Na dobranoc i dzień dobry - J 14, 6-14
Droga, prawda, życie…
Do domu Ojca
Jezus powiedział do Tomasza: «Ja jestem drogą i prawdą, i życiem. Nikt nie przychodzi do Ojca inaczej jak tylko przeze Mnie. Gdybyście Mnie poznali, znalibyście i mojego Ojca. Ale teraz już Go znacie i zobaczyliście».
Rzekł do Niego Filip: «Panie, pokaż nam Ojca, a to nam wystarczy». Odpowiedział mu Jezus: «Filipie, tak długo jestem z wami, a jeszcze Mnie nie poznałeś? Kto Mnie zobaczył, zobaczył także i Ojca. Dlaczego więc mówisz: "Pokaż nam Ojca?" Czy nie wierzysz, że Ja jestem w Ojcu, a Ojciec we Mnie? Słów tych, które wam mówię, nie wypowiadam od siebie. Ojciec, który trwa we Mnie, On sam dokonuje tych dzieł. Wierzcie Mi, że Ja jestem w Ojcu, a Ojciec we Mnie. Jeżeli zaś nie, wierzcie przynajmniej ze względu na same dzieła.
Zaprawdę, zaprawdę, powiadam wam: Kto we Mnie wierzy, będzie także dokonywał tych dzieł, których Ja dokonuję, owszem, i większe od tych uczyni, bo Ja idę do Ojca. A o cokolwiek prosić będziecie w imię moje, to uczynię, aby Ojciec był otoczony chwałą w Synu. O cokolwiek prosić mnie będziecie w imię moje, Ja to spełnię.
Opowiadanie pt. "Ślady obecności"
Znane Ci jest Drogi Czytelniku przysłowie: "Jakie obrony twojej narzędzie, taką u ludzi twoja cześć będzie"? W życiu wielu ludzi ta mądrość się sprawdza.
W latach dwudziestych naszego stulecia podróżował pewien francuski uczony po Saharze. Na przewodnika najął przygodnie spotkanego muzułmanina. Gdy słońce zaszło, rozłożył przewodnik dywanik na piasku i zaczął odmawiać przepisane Koranem modlitwy. Francuz bacznie go obserwował. Gdy Arab skończył swój sałat, z lekceważeniem zapytał go: - Cóżeś ty robił? - Modliłem się do Allaha.

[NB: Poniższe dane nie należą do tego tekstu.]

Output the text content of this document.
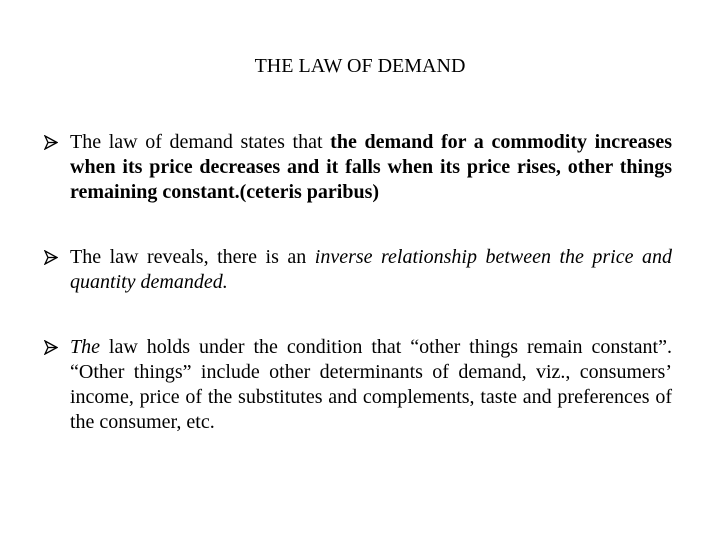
THE LAW OF DEMAND
The law of demand states that the demand for a commodity increases when its price decreases and it falls when its price rises, other things remaining constant.(ceteris paribus)
The law reveals, there is an inverse relationship between the price and quantity demanded.
The law holds under the condition that “other things remain constant”. “Other things” include other determinants of demand, viz., consumers’ income, price of the substitutes and complements, taste and preferences of the consumer, etc.
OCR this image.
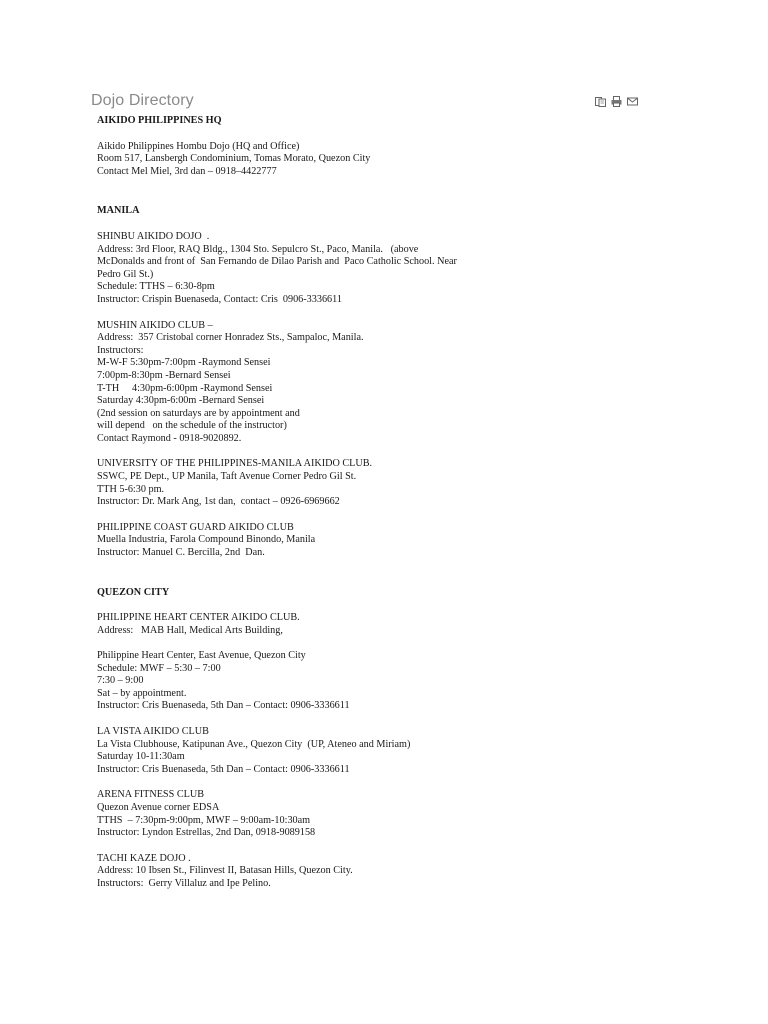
Dojo Directory

AIKIDO PHILIPPINES HQ

Aikido Philippines Hombu Dojo (HQ and Office)

Room 517, Lansbergh Condominium, Tomas Morato, Quezon City

Contact Mel Miel, 3rd dan – 0918–4422777

MANILA

SHINBU AIKIDO DOJO  .

Address: 3rd Floor, RAQ Bldg., 1304 Sto. Sepulcro St., Paco, Manila.   (above

McDonalds and front of  San Fernando de Dilao Parish and  Paco Catholic School. Near

Pedro Gil St.)

Schedule: TTHS – 6:30-8pm

Instructor: Crispin Buenaseda, Contact: Cris  0906-3336611

MUSHIN AIKIDO CLUB –

Address:  357 Cristobal corner Honradez Sts., Sampaloc, Manila.

Instructors:

M-W-F 5:30pm-7:00pm -Raymond Sensei

7:00pm-8:30pm -Bernard Sensei

T-TH     4:30pm-6:00pm -Raymond Sensei

Saturday 4:30pm-6:00m -Bernard Sensei

(2nd session on saturdays are by appointment and

will depend   on the schedule of the instructor)

Contact Raymond - 0918-9020892.

UNIVERSITY OF THE PHILIPPINES-MANILA AIKIDO CLUB.

SSWC, PE Dept., UP Manila, Taft Avenue Corner Pedro Gil St.

TTH 5-6:30 pm.

Instructor: Dr. Mark Ang, 1st dan,  contact – 0926-6969662

PHILIPPINE COAST GUARD AIKIDO CLUB

Muella Industria, Farola Compound Binondo, Manila

Instructor: Manuel C. Bercilla, 2nd  Dan.

QUEZON CITY

PHILIPPINE HEART CENTER AIKIDO CLUB.

Address:   MAB Hall, Medical Arts Building,

Philippine Heart Center, East Avenue, Quezon City

Schedule: MWF – 5:30 – 7:00

7:30 – 9:00

Sat – by appointment.

Instructor: Cris Buenaseda, 5th Dan – Contact: 0906-3336611

LA VISTA AIKIDO CLUB

La Vista Clubhouse, Katipunan Ave., Quezon City  (UP, Ateneo and Miriam)

Saturday 10-11:30am

Instructor: Cris Buenaseda, 5th Dan – Contact: 0906-3336611

ARENA FITNESS CLUB

Quezon Avenue corner EDSA

TTHS  – 7:30pm-9:00pm, MWF – 9:00am-10:30am

Instructor: Lyndon Estrellas, 2nd Dan, 0918-9089158

TACHI KAZE DOJO .

Address: 10 Ibsen St., Filinvest II, Batasan Hills, Quezon City.

Instructors:  Gerry Villaluz and Ipe Pelino.
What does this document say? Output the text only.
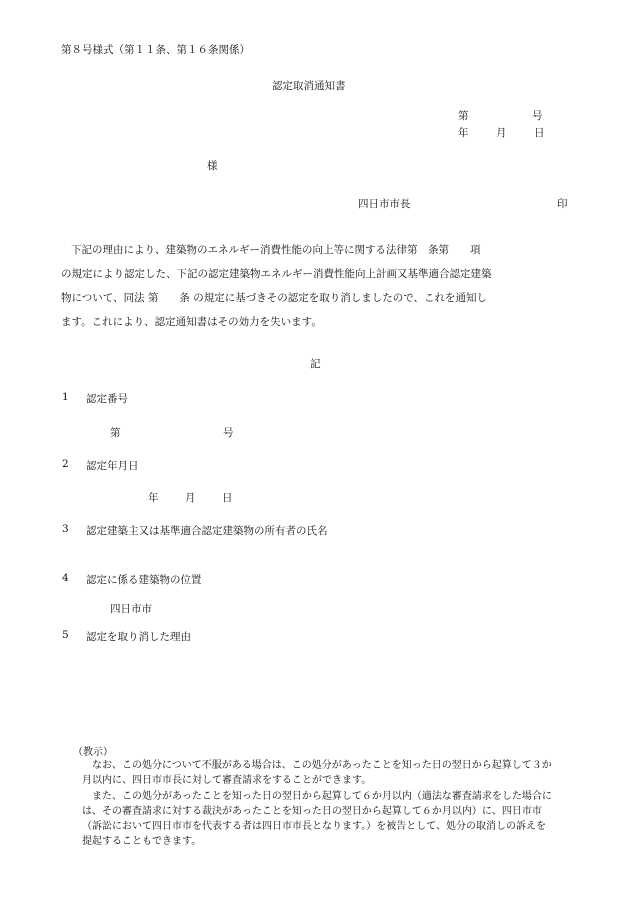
第８号様式（第１１条、第１６条関係）
認定取消通知書
第	号
年	月	日
様
四日市市長	印
下記の理由により、建築物のエネルギー消費性能の向上等に関する法律第　条第　　項
の規定により認定した、下記の認定建築物エネルギー消費性能向上計画又基準適合認定建築
物について、同法 第　　条 の規定に基づきその認定を取り消しましたので、これを通知し
ます。これにより、認定通知書はその効力を失います。
記
1 認定番号
第	号
2 認定年月日
年	月	日
3 認定建築主又は基準適合認定建築物の所有者の氏名
4 認定に係る建築物の位置
四日市市
5 認定を取り消した理由
（教示）

なお、この処分について不服がある場合は、この処分があったことを知った日の翌日から起算して３か月以内に、四日市市長に対して審査請求をすることができます。

また、この処分があったことを知った日の翌日から起算して６か月以内（適法な審査請求をした場合には、その審査請求に対する裁決があったことを知った日の翌日から起算して６か月以内）に、四日市市（訴訟において四日市市を代表する者は四日市市長となります。）を被告として、処分の取消しの訴えを提起することもできます。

Francuz roześmiał się i rzekł: - Widziałeś kiedy Boga na własne oczy? Słyszałeś go kiedy? Dotknąłeś rękami? Arab zaprzeczył. - W takim razie - oświadczył paryżanin - jesteś głupcem, jeśli wierzysz w Boga, którego ani nie widziałeś, ani nie słyszałeś, ani nie dotknąłeś.
Przewodnik nic się nie odezwał. Dał odpowiedź mędrkowi dopiero nazajutrz, gdy po obudzeniu się wyszli z namiotu.
Francuz spostrzegł ślady lwa na piasku. Przerażony odezwał się do Araba: - Tej nocy krążył koło namiotu lew.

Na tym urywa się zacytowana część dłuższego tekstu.